Die Volksstimme stellt vor der Wahl die Spitzenkandidaten der Landtagsfraktionen vor. Zweiter Teil: Reiner Haseloff (CDU).

03.03.2016, 23:01

Magdeburg l Dass die blitzblanken schwarzen Schuhe in dem Dreck schmutzig werden, stört ihn nicht. Die Augen von Reiner Haseloff leuchten. Die Vorfreude steht ihm ins Gesicht geschrieben. Der Ministerpräsident kann schon erahnen, was sich hier im nächsten Jahr entwickeln wird. Noch ist das alte Eisleber Augustiner-Eremiten-Kloster Sankt Annen eine große Baustelle. Der Rundgang führt über Bretter, von Wänden und Decken bröckelt Putz ab. Doch 2017, wenn hier 500 Jahre Reformation gefeiert werden, soll alles fertig sein. Dann werden Tausende Touristen in die Geburtsstadt von Martin Luther kommen. Sachsen-Anhalt soll sich von seiner besten Seite präsentieren.

„Wo hat Luther hier geschlafen?“, fragt Haseloff den Pfarrer an diesem kalten Februartag. „Wahrscheinlich da vorne, ganz sicher wissen wir es nicht“, sagt der. Die Antwort gefällt dem Ministerpräsidenten nicht. Mit einem Lächeln gibt Haseloff eine klare Anweisung: „Das müsst ihr anders vermarkten. Ihr sagt einfach, das hier war ganz sicher Luthers Kammer. Das wollen die Leute nachfühlen!“ Die Gruppe, die Haseloff bei dem Rundgang begleitet, lacht.

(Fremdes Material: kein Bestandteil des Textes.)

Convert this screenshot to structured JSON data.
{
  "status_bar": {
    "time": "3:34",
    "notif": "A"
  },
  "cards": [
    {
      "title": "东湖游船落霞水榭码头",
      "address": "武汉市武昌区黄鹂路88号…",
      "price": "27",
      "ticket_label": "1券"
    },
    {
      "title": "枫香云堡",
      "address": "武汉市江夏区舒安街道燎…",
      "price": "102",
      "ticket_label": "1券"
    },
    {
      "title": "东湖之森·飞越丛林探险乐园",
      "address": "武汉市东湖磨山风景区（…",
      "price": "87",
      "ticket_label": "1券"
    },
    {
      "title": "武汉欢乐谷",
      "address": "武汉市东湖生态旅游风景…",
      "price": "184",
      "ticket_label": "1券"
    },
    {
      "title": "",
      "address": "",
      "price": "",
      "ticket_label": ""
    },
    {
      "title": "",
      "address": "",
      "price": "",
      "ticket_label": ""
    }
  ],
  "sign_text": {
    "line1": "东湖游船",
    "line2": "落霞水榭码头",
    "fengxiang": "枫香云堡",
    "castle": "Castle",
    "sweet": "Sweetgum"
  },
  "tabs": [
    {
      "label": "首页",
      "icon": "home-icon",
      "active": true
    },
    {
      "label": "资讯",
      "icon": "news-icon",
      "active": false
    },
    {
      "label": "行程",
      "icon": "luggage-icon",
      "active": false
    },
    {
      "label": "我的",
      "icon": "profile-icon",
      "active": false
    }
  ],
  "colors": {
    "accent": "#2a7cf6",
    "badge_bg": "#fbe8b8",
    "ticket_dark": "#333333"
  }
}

Wie Sachsen-Anhalt präsentiert wird, die Außenwirkung des Landes, ist Reiner Haseloff sehr wichtig. Jahrelang wurde das Bindestrich-Land vor allem mit hoher Arbeitslosigkeit und hoher Abwanderung assoziiert. Das soll endgültig vorbei sein. Einzigartige Kulturschätze, die gute wirtschaftliche Entwicklung – dafür will Haseloff Sachsen-Anhalt bekannt machen. Manchmal wirkt er eher wie ein Markenbotschafter, weniger wie ein Politiker.

Seit 2011 ist der Wittenberger nun Regierungschef. Die Reisekosten sind im Vergleich zu seinem Vorgänger Wolfgang Böhmer (CDU) erheblich gestiegen, heißt es aus der Staatskanzlei. Haseloff, die Terminmaschine: Er ist sehr viel unterwegs von Arendsee bis Zeitz. Pro Monat spult er gut und gerne 150 Termine ab. Das ist kräftezehrend. Aber deshalb kennt Haseloff die verschiedenen Ecken des Landes nicht nur aus Kabinettsvorlagen – sondern auch die Menschen dort.

Als Reiner Haseloff im Kloster von Eisleber Bergleuten begrüßt wird, weiß er, wie er hier punkten kann. „Glück auf!“, sagt er und begrüßt jeden per Handschlag. Natürlich erwähnt er, dass er selbst „Ehrenbergmann“ ist. Das kommt gut an.

Nein, zu einem Landesvater wie einst ein Kurt Biedenkopf (CDU) in Sachsen oder Kurt Beck (SPD) in Rheinland-Pfalz macht das Haseloff noch lange nicht. Aber er ist auf einem guten Weg. Der 62-Jährige hat in seiner ersten Amtszeit dazugelernt. Der persönliche Umgang mit den Menschen, Small Talk, fällt ihm leichter als früher. Ein interessierter Zuhörer war er schon immer – doch inzwischen ist er auch um flotte Sprüche nicht verlegen.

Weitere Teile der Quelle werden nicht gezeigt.